I want to understand what the Best Practice is. There are three options I can think of:

  • Have single workers for gunicorn and a concurrency of 1 for celery, and scale them using the replicas? (horizontal scaling)
  • Have gunicorn & celery run in a single replica deployment with internal scaling (vertical scaling). This would mean setting fairly high values of workers & concurrency respectively.
  • A mixed approach between 1 and 2, where we run gunicorn and celery with a small value for workers & concurrency, (say 2), and then use K8s Deployment replicas to scale horizontally.

There are some questions on SO around this, but none offer an in-depth/thoughtful answer. Would appreciate if someone can share their experience.

Note: We use the default worker_class sync for Gunicorn



These technologies aren't as similar as they initially seem. They address different portions of the application stack and are actually complementary.

Gunicorn is for scaling web request concurrency, while celery should be thought of as a worker queue. We'll get to kubernetes soon.


Web request concurrency is primarily limited by network I/O or "I/O bound". These types of tasks can be scaled using cooperative scheduling provided by threads. If you find request concurrency is limiting your application, increasing gunicorn worker threads may well be the place to start.


Heavy lifting tasks e.g. compress an image, run some ML algo, are "CPU bound" tasks. They can't benefit from threading as much as more CPUs. These tasks should be offloaded and parallelized by celery workers.


Where Kubernetes comes in handy is by providing out-of-the-box horizontal scalability and fault tolerance.

Architecturally, I'd use two separate k8s deployments to represent the different scalablity concerns of your application. One deployment for the Django app and another for the celery workers. This allows you to independently scale request throughput vs. processing power.

I run celery workers pinned to a single core per container (-c 1) this vastly simplifies debugging and adheres to Docker's "one process per container" mantra. It also gives you the added benefit of predictability, as you can scale the processing power on a per-core basis by incrementing the replica count.
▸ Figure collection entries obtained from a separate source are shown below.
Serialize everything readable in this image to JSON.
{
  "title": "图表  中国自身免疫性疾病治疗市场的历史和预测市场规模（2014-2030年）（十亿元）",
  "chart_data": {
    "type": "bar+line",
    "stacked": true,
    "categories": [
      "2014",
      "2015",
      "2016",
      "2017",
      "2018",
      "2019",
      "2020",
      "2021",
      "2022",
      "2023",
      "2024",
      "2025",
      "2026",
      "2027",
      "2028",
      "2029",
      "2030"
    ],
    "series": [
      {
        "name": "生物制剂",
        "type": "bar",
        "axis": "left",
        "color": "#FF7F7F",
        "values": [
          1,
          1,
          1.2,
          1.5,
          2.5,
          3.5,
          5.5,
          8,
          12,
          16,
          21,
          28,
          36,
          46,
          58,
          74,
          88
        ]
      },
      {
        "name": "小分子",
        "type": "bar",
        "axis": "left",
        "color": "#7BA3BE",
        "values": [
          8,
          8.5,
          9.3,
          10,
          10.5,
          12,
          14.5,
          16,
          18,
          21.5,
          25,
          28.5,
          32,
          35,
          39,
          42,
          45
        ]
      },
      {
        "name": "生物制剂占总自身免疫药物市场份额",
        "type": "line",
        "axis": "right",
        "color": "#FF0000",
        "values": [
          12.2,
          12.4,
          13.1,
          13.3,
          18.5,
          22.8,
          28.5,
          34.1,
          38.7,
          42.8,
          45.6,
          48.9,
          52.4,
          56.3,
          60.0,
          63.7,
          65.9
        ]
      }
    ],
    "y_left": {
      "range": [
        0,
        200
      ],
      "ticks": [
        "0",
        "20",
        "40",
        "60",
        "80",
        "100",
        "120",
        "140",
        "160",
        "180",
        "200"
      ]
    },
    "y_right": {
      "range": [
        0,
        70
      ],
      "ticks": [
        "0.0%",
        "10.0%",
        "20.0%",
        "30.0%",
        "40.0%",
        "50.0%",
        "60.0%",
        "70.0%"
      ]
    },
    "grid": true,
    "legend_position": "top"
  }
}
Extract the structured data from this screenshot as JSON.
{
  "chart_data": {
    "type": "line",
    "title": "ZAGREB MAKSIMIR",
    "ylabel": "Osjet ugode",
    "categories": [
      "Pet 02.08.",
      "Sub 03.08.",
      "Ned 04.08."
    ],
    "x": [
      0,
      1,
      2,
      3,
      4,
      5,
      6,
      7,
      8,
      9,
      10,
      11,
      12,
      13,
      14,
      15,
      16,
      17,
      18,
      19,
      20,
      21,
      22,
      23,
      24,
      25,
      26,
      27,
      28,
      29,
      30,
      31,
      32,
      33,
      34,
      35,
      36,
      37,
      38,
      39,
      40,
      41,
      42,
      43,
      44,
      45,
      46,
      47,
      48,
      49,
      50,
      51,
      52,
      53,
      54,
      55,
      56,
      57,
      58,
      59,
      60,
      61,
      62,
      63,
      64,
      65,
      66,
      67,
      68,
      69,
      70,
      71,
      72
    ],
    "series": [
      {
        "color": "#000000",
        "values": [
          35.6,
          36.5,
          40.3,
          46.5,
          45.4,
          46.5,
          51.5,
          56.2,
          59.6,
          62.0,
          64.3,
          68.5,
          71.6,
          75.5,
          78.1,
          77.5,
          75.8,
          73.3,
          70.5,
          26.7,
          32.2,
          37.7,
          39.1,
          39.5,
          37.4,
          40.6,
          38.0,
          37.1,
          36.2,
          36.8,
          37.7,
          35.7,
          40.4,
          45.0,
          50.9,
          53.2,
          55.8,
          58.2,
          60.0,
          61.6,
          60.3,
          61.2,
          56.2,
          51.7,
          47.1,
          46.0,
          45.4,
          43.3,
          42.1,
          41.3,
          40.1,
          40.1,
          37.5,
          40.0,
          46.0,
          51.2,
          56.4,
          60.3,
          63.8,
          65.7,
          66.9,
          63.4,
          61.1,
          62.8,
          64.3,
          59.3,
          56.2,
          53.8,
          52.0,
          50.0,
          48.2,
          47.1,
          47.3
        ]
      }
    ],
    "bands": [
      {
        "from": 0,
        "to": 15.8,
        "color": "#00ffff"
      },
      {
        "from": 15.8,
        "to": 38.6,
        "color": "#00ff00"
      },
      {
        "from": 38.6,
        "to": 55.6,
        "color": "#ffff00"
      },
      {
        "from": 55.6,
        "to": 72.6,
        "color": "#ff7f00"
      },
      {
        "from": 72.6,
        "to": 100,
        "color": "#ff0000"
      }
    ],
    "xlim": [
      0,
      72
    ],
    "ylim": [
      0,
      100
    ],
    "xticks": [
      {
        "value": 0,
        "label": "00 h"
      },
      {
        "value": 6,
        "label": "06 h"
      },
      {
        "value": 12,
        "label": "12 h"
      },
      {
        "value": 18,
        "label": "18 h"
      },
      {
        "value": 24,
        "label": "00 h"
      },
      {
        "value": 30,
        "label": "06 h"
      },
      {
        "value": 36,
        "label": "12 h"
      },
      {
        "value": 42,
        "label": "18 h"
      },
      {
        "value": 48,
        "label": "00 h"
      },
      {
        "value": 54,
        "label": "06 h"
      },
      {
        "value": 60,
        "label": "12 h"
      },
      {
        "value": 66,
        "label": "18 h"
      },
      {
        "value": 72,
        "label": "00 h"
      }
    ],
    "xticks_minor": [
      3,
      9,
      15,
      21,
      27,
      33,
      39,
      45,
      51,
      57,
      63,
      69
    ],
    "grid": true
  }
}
Scaling the Django app deployment is where you'll need to DYOR to find the best settings for your particular application. Again stick to using --workers 1 so there is a single process per container but you should experiment with --threads to find the best solution. Again leave horizontal scaling to Kubernetes by simply changing the replica count.

HTH It's definitely something I had to wrap my head around when working on similar projects.





We run a Kubernetes kluster with Django and Celery, and implemented the first approach. As such some of my thoughts on this trade-off and why we choose for this approach.

In my opinion Kubernetes is all about horizontally scaling your replica's (called deployments). In that respect it makes most sense to keep your deployments as single use as possible, and increase the deployments (and pods if you run out) as demand increases. The LoadBalancer thus manages traffic to the Gunicorn deployments, and the Redis queue manages the tasks to the Celery workers. This ensures that the underlying docker containers are simple and small, and we can individually (and automagically) scale them as we see fit.

As for your thought on how many many workers/concurrency you need per deployment, that really depends on the underlying hardware you have your Kubernetes running on and requires experimentation to get right.

For example, we run our cluster on Amazon EC2 and experimented with different EC2 instance types and workers to balance performance and costs. The more CPU you have per instance, the less instances you need and the more workers you can deploy per instance. But we found out that deploying more smaller instances is in our case cheaper. We now deploy multiple m4.large instances with 3 workers per deployment.

interesting side note: we have had really bad performance of gunicorn in combination with the amazon load balancers, as such we switched to uwsgi with great performance increases. But the principles are the same.